India adopted the French model and started learning the ‘trade’ by launching sounding rockets. When the first rocket was being assembled at St. Louis High School, many people from the INCOSPAR wanted to launch an electronic payload, manufacturing one in India was a challenge. Blamont advised Sarabhai to begin with studying high altitude atmosphere with the creation of sodium clouds by rockets. This experiment required no onboard equipment.
The Indian Space Program was launched with the taking off of an American sounding rocket called ‘Nike Apache’ on 21 November 1963 from Thumba. Jacques Blamont personally brought the rocket-based payload from France, called the Sodium Ejector Payload was manufactured in the CNES laboratory.

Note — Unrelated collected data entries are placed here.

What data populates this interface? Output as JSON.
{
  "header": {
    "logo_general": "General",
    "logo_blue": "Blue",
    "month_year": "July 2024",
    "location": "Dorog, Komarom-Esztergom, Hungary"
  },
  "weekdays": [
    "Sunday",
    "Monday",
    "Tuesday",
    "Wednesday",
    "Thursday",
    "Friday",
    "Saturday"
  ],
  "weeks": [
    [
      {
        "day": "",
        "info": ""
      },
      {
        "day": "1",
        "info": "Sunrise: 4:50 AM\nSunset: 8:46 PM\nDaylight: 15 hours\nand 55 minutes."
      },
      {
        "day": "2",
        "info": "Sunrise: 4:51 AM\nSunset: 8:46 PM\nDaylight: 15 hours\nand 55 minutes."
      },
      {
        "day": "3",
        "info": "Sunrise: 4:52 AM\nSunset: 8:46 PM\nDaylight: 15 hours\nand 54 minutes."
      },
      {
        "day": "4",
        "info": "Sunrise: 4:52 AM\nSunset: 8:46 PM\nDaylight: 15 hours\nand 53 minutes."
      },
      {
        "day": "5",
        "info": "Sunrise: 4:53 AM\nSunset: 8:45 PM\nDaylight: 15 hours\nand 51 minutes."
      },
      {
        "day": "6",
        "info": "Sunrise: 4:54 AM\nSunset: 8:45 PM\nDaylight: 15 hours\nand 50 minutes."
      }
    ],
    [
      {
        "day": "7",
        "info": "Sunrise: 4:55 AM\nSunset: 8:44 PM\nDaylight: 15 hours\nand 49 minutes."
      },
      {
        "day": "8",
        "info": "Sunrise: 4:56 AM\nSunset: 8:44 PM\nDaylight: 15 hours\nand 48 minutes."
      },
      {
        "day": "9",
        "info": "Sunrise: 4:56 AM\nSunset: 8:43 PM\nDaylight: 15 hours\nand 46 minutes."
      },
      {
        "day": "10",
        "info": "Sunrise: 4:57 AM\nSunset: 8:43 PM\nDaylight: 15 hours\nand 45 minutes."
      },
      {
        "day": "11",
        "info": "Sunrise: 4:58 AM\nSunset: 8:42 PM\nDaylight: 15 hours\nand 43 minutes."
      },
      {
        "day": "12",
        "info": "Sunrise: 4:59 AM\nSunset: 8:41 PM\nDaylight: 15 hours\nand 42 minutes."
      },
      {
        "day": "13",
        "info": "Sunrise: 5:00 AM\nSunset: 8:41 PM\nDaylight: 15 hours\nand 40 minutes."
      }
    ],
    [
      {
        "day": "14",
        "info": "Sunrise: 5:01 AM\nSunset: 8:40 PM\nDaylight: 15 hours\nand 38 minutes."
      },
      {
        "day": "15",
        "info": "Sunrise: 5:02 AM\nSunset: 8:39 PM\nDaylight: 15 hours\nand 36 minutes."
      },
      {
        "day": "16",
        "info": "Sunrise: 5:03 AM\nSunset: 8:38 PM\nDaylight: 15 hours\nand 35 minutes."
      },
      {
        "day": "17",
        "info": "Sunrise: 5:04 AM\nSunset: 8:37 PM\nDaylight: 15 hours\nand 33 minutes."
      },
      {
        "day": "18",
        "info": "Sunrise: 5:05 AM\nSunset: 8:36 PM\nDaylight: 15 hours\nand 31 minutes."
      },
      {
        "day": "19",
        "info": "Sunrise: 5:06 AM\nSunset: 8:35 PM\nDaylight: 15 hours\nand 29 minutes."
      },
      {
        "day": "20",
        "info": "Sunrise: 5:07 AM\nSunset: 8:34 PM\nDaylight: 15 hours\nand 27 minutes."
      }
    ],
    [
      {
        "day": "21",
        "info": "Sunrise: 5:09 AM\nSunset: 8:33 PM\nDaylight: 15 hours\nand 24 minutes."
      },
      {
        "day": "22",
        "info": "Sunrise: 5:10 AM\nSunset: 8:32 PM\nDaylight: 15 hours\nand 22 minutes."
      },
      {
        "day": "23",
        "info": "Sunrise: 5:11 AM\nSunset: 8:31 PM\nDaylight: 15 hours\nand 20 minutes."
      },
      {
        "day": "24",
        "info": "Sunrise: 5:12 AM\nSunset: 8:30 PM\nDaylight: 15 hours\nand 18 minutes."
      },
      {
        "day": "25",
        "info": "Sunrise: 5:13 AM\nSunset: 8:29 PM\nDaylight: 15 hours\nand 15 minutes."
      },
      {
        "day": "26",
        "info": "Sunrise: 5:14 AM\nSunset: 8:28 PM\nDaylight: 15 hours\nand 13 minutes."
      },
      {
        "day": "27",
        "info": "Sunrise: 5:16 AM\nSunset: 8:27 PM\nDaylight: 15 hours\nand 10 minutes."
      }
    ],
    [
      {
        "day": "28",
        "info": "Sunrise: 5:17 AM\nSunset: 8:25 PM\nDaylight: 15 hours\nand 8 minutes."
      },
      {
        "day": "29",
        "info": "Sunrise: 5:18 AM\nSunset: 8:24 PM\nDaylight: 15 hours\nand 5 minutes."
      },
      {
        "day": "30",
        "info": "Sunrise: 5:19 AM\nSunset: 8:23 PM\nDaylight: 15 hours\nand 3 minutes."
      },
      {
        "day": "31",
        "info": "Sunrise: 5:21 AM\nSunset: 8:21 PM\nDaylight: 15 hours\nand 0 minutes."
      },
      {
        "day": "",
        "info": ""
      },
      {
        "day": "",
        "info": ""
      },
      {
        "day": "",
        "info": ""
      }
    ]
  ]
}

This was the moment of birth of the Indian Space Program. Three more rocket-based experiments followed this. They were conducted by the French Centaurus which was a two-stage solid propellant rocket provided to ISRO by CNES.

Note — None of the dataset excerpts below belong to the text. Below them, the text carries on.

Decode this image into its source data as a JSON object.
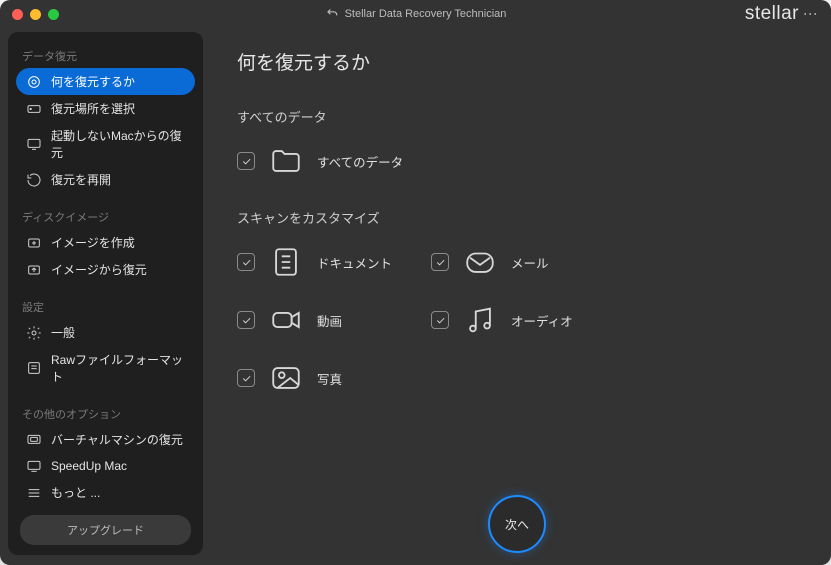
{
  "titlebar": {
    "app_title": "Stellar Data Recovery Technician",
    "brand": "stellar"
  },
  "sidebar": {
    "sections": [
      {
        "title": "データ復元",
        "items": [
          {
            "label": "何を復元するか",
            "icon": "target-icon",
            "active": true
          },
          {
            "label": "復元場所を選択",
            "icon": "drive-icon"
          },
          {
            "label": "起動しないMacからの復元",
            "icon": "mac-icon"
          },
          {
            "label": "復元を再開",
            "icon": "resume-icon"
          }
        ]
      },
      {
        "title": "ディスクイメージ",
        "items": [
          {
            "label": "イメージを作成",
            "icon": "create-image-icon"
          },
          {
            "label": "イメージから復元",
            "icon": "restore-image-icon"
          }
        ]
      },
      {
        "title": "設定",
        "items": [
          {
            "label": "一般",
            "icon": "gear-icon"
          },
          {
            "label": "Rawファイルフォーマット",
            "icon": "raw-icon"
          }
        ]
      },
      {
        "title": "その他のオプション",
        "items": [
          {
            "label": "バーチャルマシンの復元",
            "icon": "vm-icon"
          },
          {
            "label": "SpeedUp Mac",
            "icon": "speedup-icon"
          },
          {
            "label": "もっと ...",
            "icon": "more-icon"
          }
        ]
      }
    ],
    "upgrade": "アップグレード"
  },
  "main": {
    "heading": "何を復元するか",
    "section_all_title": "すべてのデータ",
    "all": {
      "label": "すべてのデータ",
      "checked": true
    },
    "section_custom_title": "スキャンをカスタマイズ",
    "options": [
      {
        "label": "ドキュメント",
        "icon": "document-icon",
        "checked": true
      },
      {
        "label": "メール",
        "icon": "mail-icon",
        "checked": true
      },
      {
        "label": "動画",
        "icon": "video-icon",
        "checked": true
      },
      {
        "label": "オーディオ",
        "icon": "audio-icon",
        "checked": true
      },
      {
        "label": "写真",
        "icon": "photo-icon",
        "checked": true
      }
    ],
    "next_label": "次へ"
  }
}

“He saw ambition as ambition for India”, said his son Kartikeya. Sarabhai made tryst with destiny to ensure that India becomes a scientific nation. Several years later Blamont wrote:
I had become a close friend of Vikram and now I regret that I could not give him much of my time. I do not remember at which time, around 1967, he took me one evening to a village, 50 kilometers from New Delhi. On the central esplanade, a television receiver placed on a scaffold was being watched by about 200 peasants trying to understand the images. Fortunately, the loudspeaker was good. An educative program was being broadcast by the national television organization in New Delhi. Coming back with Vikram in his car, we were not certain that the system had shown any efficiency, but it had obviously a great potential, as the later Indian space programs SITE, INSAT, and EDUSAT had proven. But today, of course, direct TV by satellite has become universal and carry educational programs which, though not to our expectations, have some value. When Vikram succeeded in creating ISRO (Indian Space Research Organization), I was able to help him in various ways till the time of his unfortunate death. There was something unique between us since November 1963. When I was invited to the celebration of the fortieth anniversary in Trivandrum, I was reminded of the audience reaction to the first manned balloon flight in Paris on 4 November 1783. Somebody had asked, ‘What could be the use of that?’ and Benjamin Franklin replied ‘What is the use of a newborn child?’ A child was born in Thumba on 21 November 1963 and we watch its achievements with admiration.Blamont, J. (2016). From Fishing Hamlet to Red Planet: India’s Space Journey. HarperCollins India.